We found that Mn complexes with ortho-OH substituted bipyridine ligands are active catalysis for CO₂ hydrogenation and transfer hydrogenation of ketones, aldehydes and N-heterocycles.

c) Naphthyridine complexes in photocatalysis

While studying coordination chemistry of naphthyridines with transition metal complexes, we found that even simple subsituted naphthyridines can stabilize unusual nickel(III) complexes formed by aerobic oxidation. These complexes are active catalysis for photocatalytic C-H bond trifluoromethylation of arenes.
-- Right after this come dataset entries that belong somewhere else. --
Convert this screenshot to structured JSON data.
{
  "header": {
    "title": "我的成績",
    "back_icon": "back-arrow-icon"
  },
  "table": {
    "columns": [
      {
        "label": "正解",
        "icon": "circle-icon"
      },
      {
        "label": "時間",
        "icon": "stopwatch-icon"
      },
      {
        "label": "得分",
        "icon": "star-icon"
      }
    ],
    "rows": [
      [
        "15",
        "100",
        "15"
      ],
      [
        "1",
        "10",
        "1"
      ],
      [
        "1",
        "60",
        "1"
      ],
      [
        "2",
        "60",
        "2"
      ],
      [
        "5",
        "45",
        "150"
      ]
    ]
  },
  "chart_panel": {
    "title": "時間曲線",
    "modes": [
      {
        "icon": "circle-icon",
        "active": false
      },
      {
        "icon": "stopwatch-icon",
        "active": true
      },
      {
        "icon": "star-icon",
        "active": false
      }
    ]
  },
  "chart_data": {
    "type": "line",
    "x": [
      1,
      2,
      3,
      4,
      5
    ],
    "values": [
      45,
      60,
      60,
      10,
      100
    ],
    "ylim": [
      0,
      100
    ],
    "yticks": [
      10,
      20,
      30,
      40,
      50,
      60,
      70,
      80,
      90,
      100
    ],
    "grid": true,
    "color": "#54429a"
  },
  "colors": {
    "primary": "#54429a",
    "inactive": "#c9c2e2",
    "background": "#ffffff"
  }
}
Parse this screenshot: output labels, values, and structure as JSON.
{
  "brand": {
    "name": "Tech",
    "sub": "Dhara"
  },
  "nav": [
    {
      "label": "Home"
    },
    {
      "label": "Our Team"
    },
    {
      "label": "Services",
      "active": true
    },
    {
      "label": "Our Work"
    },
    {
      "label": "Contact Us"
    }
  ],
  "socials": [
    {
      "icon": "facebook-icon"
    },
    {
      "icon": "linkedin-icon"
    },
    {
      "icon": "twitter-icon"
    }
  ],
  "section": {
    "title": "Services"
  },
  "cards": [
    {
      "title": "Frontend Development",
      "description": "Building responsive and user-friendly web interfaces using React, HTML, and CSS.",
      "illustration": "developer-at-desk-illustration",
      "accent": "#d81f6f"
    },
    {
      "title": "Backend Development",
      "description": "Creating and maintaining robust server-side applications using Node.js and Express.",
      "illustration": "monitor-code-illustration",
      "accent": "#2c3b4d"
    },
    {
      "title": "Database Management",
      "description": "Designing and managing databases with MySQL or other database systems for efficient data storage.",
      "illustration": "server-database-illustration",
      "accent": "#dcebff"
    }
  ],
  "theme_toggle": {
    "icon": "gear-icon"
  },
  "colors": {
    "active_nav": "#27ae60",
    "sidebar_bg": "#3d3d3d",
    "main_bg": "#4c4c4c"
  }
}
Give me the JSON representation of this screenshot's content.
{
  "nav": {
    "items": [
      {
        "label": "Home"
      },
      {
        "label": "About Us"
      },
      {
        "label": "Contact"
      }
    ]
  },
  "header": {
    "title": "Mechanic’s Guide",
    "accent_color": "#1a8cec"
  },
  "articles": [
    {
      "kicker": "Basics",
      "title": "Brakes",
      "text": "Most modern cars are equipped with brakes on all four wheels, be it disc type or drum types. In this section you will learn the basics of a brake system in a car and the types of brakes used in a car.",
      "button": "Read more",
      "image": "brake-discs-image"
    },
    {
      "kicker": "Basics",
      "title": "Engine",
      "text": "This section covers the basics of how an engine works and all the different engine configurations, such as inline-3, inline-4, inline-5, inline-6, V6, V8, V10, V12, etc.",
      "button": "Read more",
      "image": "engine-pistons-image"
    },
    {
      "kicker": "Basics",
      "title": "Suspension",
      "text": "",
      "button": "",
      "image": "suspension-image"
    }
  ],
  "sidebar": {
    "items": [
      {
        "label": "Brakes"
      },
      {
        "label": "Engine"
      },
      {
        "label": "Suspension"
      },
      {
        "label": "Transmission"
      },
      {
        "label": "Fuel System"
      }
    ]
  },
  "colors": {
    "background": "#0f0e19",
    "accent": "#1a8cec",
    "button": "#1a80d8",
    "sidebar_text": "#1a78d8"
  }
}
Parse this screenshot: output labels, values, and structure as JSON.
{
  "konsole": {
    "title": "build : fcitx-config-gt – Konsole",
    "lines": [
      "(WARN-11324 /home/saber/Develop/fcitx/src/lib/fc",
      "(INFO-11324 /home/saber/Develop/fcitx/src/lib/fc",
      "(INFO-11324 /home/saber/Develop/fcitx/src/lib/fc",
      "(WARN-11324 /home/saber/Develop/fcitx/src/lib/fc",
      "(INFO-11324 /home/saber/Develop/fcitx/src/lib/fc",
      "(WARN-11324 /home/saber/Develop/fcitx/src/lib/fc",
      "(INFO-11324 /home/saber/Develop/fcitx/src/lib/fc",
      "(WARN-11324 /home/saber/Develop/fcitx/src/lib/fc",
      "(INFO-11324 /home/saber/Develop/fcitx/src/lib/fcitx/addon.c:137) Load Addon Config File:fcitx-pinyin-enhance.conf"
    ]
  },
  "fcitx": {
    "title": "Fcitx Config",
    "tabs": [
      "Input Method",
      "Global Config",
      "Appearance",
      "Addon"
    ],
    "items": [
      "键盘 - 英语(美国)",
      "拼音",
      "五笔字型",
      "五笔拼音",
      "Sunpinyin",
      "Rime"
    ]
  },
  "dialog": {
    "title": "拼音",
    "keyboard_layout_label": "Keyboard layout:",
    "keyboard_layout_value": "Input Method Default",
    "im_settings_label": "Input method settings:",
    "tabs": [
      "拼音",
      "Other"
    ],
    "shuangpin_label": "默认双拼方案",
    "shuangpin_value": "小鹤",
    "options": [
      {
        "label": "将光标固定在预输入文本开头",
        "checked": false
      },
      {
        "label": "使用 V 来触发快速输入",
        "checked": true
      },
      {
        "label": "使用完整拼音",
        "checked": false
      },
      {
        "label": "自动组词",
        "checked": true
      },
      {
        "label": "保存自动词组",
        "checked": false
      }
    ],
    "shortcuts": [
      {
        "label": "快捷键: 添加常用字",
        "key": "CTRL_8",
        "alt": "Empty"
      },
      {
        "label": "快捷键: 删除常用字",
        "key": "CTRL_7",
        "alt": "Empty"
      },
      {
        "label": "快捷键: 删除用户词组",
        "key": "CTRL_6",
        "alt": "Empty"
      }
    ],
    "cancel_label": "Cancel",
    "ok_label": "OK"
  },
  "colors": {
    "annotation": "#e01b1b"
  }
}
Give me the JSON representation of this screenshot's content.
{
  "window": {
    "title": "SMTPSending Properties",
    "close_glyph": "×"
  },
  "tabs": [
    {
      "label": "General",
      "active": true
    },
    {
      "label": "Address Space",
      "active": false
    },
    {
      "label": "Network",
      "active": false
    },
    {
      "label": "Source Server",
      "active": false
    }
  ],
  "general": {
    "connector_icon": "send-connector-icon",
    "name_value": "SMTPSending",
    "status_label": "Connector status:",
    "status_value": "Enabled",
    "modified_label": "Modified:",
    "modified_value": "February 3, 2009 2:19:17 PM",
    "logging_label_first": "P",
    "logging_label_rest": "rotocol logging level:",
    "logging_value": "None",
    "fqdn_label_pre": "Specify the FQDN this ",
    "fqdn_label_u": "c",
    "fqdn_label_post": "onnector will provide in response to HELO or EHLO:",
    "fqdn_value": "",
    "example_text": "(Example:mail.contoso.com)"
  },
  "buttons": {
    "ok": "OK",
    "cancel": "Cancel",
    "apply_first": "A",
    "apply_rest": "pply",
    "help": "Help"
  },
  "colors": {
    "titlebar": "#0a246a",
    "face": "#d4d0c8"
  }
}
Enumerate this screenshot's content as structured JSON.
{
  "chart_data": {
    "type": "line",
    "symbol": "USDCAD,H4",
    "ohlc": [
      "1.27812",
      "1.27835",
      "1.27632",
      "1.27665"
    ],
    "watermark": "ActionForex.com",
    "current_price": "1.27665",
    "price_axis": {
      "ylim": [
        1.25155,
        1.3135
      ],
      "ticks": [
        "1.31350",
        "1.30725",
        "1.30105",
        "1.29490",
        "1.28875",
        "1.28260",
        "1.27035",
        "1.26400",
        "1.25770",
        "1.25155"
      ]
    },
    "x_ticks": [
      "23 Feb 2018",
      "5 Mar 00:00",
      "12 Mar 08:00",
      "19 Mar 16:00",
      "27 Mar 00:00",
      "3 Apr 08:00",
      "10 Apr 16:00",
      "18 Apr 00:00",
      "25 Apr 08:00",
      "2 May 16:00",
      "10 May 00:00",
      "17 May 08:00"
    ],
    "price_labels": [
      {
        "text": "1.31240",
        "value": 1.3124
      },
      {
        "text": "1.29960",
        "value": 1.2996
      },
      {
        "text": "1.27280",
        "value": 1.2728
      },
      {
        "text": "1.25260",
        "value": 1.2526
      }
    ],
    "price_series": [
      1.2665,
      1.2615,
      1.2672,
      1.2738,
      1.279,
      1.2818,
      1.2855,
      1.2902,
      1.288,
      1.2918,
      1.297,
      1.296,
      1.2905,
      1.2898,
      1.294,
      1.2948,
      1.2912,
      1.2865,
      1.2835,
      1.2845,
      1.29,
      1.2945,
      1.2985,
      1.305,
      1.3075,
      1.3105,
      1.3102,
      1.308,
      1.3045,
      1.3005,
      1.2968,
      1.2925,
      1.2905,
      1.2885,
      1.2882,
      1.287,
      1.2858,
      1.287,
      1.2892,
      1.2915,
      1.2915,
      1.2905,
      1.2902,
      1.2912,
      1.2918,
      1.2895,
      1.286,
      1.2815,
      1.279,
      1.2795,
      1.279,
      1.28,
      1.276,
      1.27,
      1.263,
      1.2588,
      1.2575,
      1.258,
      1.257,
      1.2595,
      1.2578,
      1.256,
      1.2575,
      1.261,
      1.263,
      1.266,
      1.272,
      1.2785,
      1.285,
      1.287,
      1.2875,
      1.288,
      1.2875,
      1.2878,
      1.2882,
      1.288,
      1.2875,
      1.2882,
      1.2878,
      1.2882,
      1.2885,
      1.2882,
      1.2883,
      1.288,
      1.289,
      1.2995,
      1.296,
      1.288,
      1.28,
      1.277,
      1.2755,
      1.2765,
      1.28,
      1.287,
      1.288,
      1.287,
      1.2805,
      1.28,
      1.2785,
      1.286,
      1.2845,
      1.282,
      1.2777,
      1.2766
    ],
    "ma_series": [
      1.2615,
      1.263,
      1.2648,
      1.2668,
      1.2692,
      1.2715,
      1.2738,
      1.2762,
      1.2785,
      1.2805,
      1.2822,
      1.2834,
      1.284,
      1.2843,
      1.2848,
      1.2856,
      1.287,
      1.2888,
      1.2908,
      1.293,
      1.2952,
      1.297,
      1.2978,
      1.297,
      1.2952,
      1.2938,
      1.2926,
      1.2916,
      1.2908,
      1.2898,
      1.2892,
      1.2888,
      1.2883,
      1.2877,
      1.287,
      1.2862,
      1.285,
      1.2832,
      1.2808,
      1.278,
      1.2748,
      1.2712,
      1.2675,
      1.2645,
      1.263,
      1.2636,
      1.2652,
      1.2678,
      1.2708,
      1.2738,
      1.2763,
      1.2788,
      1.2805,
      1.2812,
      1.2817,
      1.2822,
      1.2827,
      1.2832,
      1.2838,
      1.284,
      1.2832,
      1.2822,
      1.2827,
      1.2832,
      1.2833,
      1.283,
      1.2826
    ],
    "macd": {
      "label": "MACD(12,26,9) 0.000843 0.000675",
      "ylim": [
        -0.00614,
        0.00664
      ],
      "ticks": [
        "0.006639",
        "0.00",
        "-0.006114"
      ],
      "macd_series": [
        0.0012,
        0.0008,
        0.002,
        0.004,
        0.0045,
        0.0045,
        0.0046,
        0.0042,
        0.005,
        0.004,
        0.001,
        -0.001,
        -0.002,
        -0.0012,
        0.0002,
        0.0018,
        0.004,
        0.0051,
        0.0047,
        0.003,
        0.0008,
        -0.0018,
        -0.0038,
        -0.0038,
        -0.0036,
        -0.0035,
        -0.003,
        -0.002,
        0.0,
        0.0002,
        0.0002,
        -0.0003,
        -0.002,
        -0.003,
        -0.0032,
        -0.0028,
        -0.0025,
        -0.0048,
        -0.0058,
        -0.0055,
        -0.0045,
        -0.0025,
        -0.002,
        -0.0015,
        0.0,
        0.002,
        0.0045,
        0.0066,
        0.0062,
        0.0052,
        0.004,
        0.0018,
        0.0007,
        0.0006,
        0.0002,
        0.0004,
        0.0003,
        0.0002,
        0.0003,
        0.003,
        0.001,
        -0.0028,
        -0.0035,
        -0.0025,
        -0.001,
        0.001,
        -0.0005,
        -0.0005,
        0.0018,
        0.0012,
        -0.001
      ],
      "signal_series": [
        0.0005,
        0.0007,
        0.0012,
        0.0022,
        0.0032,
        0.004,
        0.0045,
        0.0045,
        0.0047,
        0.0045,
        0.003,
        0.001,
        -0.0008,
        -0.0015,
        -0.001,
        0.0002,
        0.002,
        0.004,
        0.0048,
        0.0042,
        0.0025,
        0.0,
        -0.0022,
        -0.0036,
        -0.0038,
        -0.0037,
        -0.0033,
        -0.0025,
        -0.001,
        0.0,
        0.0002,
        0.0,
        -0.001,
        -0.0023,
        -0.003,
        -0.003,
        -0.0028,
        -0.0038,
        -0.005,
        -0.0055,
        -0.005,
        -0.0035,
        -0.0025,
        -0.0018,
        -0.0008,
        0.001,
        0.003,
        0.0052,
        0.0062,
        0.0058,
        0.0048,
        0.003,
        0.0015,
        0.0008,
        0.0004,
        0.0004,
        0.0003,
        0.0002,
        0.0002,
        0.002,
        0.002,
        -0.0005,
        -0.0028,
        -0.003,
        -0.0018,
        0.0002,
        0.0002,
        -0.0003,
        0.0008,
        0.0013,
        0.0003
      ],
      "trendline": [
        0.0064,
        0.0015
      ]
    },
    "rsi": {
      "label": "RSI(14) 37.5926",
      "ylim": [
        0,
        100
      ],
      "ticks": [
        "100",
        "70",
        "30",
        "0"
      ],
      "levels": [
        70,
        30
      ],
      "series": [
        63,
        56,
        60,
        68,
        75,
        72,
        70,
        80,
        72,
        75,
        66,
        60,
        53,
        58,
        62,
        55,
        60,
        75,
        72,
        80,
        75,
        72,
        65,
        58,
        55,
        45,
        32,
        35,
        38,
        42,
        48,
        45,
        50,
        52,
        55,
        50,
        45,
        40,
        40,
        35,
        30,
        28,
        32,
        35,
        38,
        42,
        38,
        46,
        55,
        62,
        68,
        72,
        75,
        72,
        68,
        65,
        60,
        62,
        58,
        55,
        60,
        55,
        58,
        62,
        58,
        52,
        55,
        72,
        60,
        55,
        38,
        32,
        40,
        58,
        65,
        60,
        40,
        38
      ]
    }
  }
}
3. Polynuclear linear chain complexes and second coordination sphere interaction: new ligand scaffolds for new reactivity patterns

Our group is interested in designing new unsymmetrical ligand scaffolds that can support homo- and heteromultimetallic complexes for small molecule activation. Using unsymmetrical naphthyridine- or napthyridinone-based ligand scaffolds, we have designed a number of ligands that allow for site-selective formation of multimetallic chains containing two different kinds of metals (see Scheme 5). These complexes are active in metal-metal cooperative activation of small molecules and organic substrates.